Asked to comment about an ESPN story claiming there was "strong sentiment" within the Phillies organization that they'd be better off without him, Rollins said via MLB.com that it didn't matter even if it were true.
“Because I can’t be traded,” he said before leaving for Dunedin, Fla., to play the Blue Jays. “It doesn’t matter. I don’t care which way it is tried to be twisted or said, or if it is exactly how it was said, or even if it was said, I can’t be traded. It doesn’t matter. If I was tradable it may have weight because that means I could be moving soon. But I am not tradable and so it doesn’t matter.”

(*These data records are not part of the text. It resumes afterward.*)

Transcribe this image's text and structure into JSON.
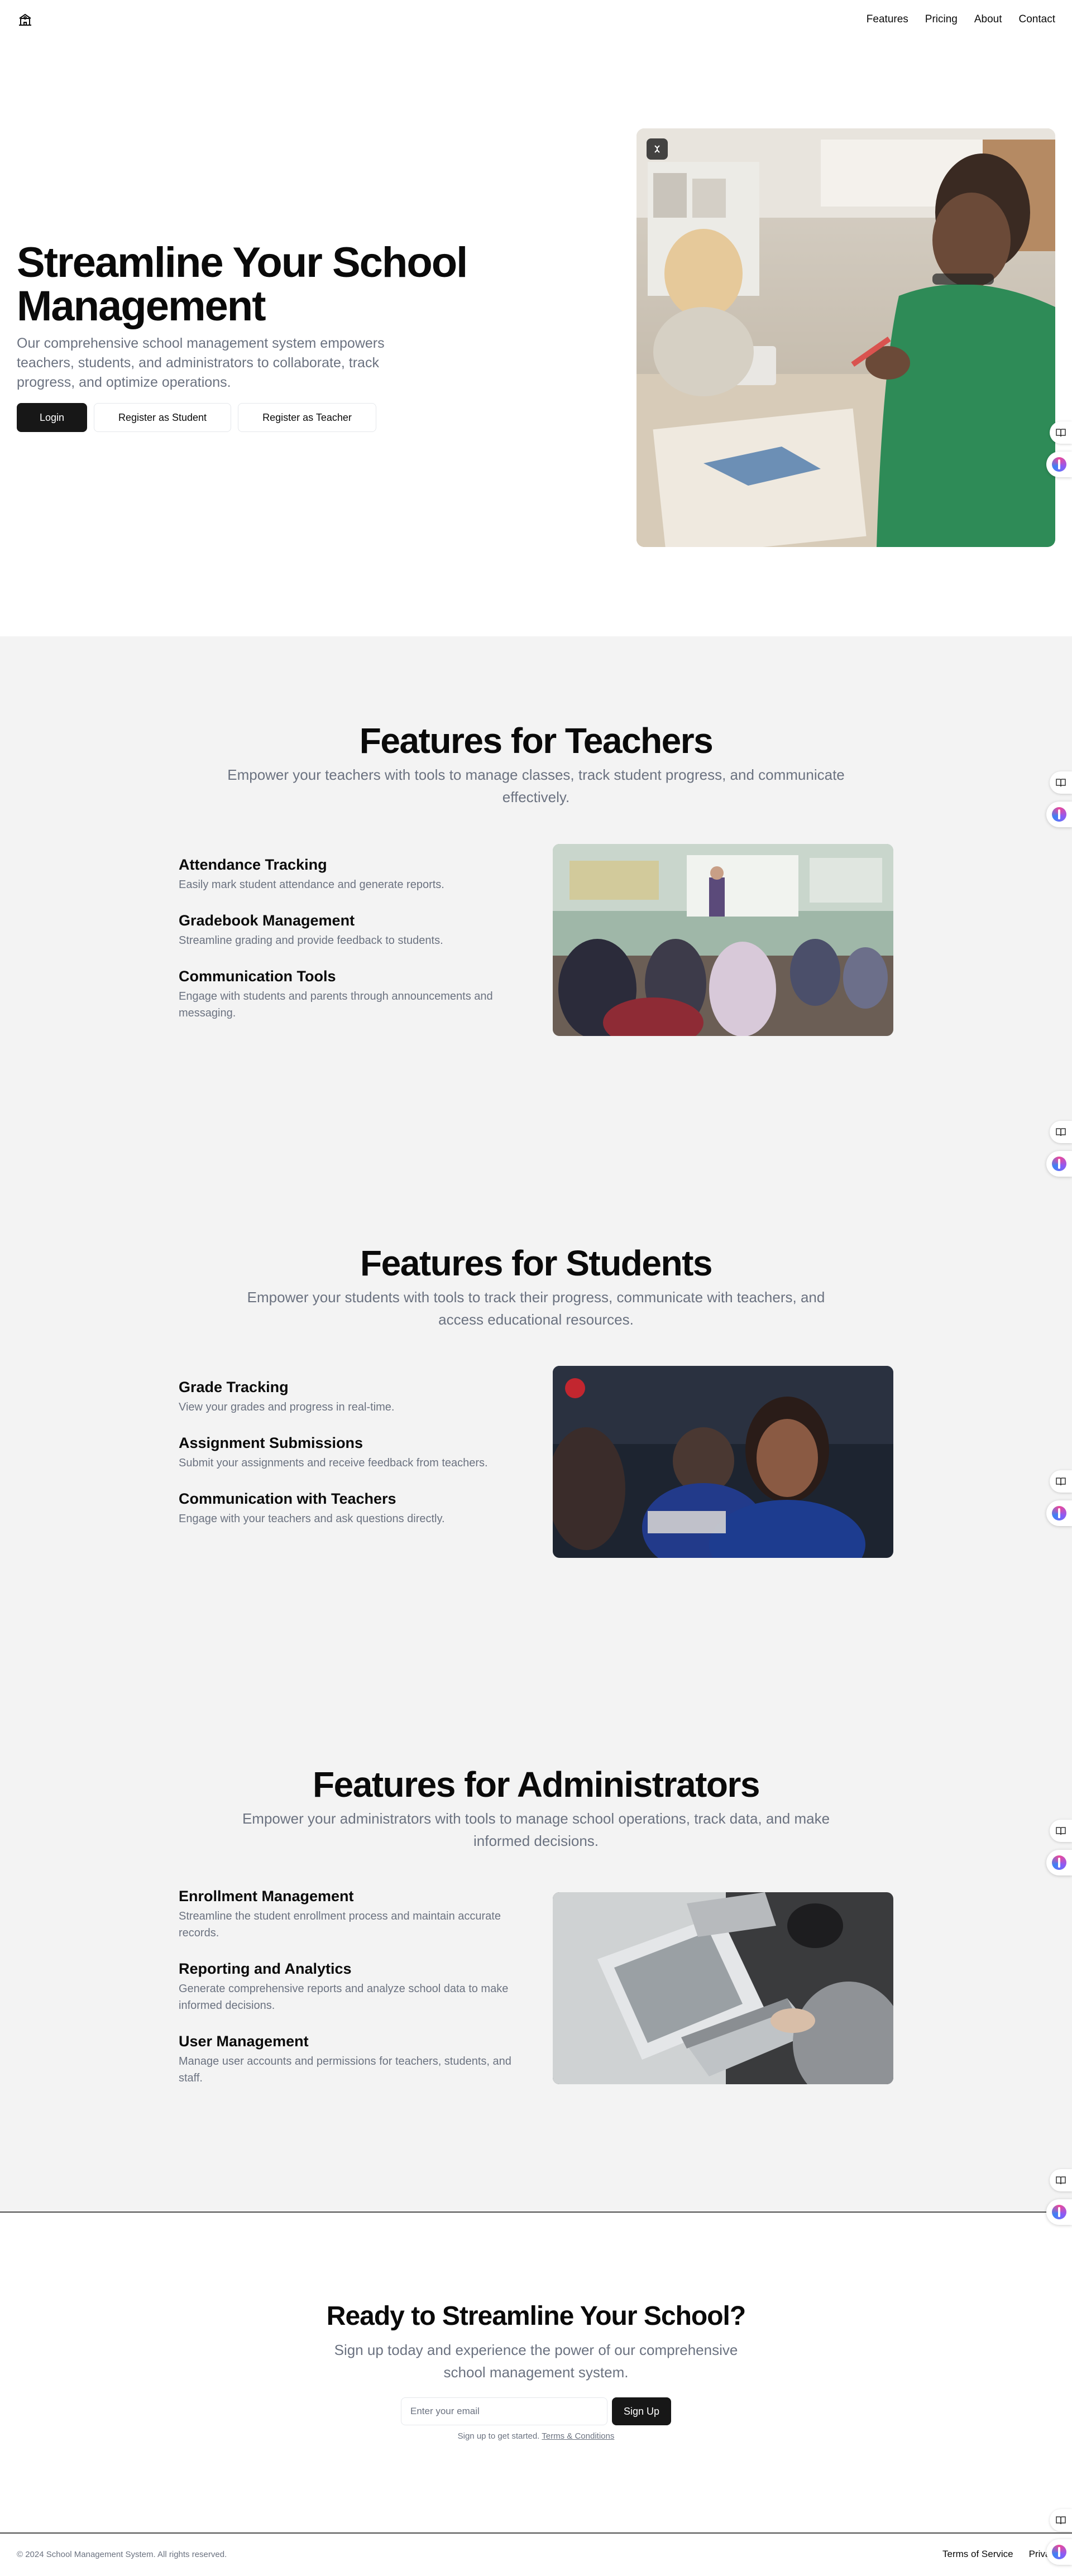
{
  "header": {
    "logo_icon": "school-building-icon",
    "nav": [
      {
        "label": "Features"
      },
      {
        "label": "Pricing"
      },
      {
        "label": "About"
      },
      {
        "label": "Contact"
      }
    ]
  },
  "hero": {
    "title": "Streamline Your School Management",
    "description": "Our comprehensive school management system empowers teachers, students, and administrators to collaborate, track progress, and optimize operations.",
    "buttons": {
      "login": "Login",
      "register_student": "Register as Student",
      "register_teacher": "Register as Teacher"
    },
    "image_icon": "image-badge-icon"
  },
  "sections": [
    {
      "title": "Features for Teachers",
      "subtitle": "Empower your teachers with tools to manage classes, track student progress, and communicate effectively.",
      "features": [
        {
          "title": "Attendance Tracking",
          "desc": "Easily mark student attendance and generate reports."
        },
        {
          "title": "Gradebook Management",
          "desc": "Streamline grading and provide feedback to students."
        },
        {
          "title": "Communication Tools",
          "desc": "Engage with students and parents through announcements and messaging."
        }
      ]
    },
    {
      "title": "Features for Students",
      "subtitle": "Empower your students with tools to track their progress, communicate with teachers, and access educational resources.",
      "features": [
        {
          "title": "Grade Tracking",
          "desc": "View your grades and progress in real-time."
        },
        {
          "title": "Assignment Submissions",
          "desc": "Submit your assignments and receive feedback from teachers."
        },
        {
          "title": "Communication with Teachers",
          "desc": "Engage with your teachers and ask questions directly."
        }
      ]
    },
    {
      "title": "Features for Administrators",
      "subtitle": "Empower your administrators with tools to manage school operations, track data, and make informed decisions.",
      "features": [
        {
          "title": "Enrollment Management",
          "desc": "Streamline the student enrollment process and maintain accurate records."
        },
        {
          "title": "Reporting and Analytics",
          "desc": "Generate comprehensive reports and analyze school data to make informed decisions."
        },
        {
          "title": "User Management",
          "desc": "Manage user accounts and permissions for teachers, students, and staff."
        }
      ]
    }
  ],
  "cta": {
    "title": "Ready to Streamline Your School?",
    "subtitle": "Sign up today and experience the power of our comprehensive school management system.",
    "email_placeholder": "Enter your email",
    "button": "Sign Up",
    "note": "Sign up to get started.",
    "terms_link": "Terms & Conditions"
  },
  "footer": {
    "copyright": "© 2024 School Management System. All rights reserved.",
    "links": [
      "Terms of Service",
      "Privacy"
    ]
  },
  "widgets": {
    "book_icon": "book-icon",
    "brain_icon": "brain-icon"
  }
}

Phillies general manager Ruben Amaro pooh-poohed the notion of dealing Rollins, who has a no-trade clause via the 10-and-5 rule — 10 seasons in the majors and five with the same club. Rollins could be traded if he waived his rights, but he has said repeatedly that he won't. Of course, his point of view might change in the future, but it won't today.
Rollins has had a rough spring, also clashing with manager Ryne Sandberg over, it's believed, Rollins not hustling enough. He was benched for three games as a result, with Sandberg gushing over the "energy" shown by reserve Freddy Galvis.
Rollins is 35 years old and, though he's missed a total of eight games the past two seasons, had perhaps his worst offensive production in 2013, batting .252/.318/.348. He's signed through 2014 with a vesting option for 2015.
As long as Rollins doesn't waive his no-trade clause, he's staying in Philly. As long as he's healthy and is making Sandberg happy, he'll play. Just like each of the past 14 seasons.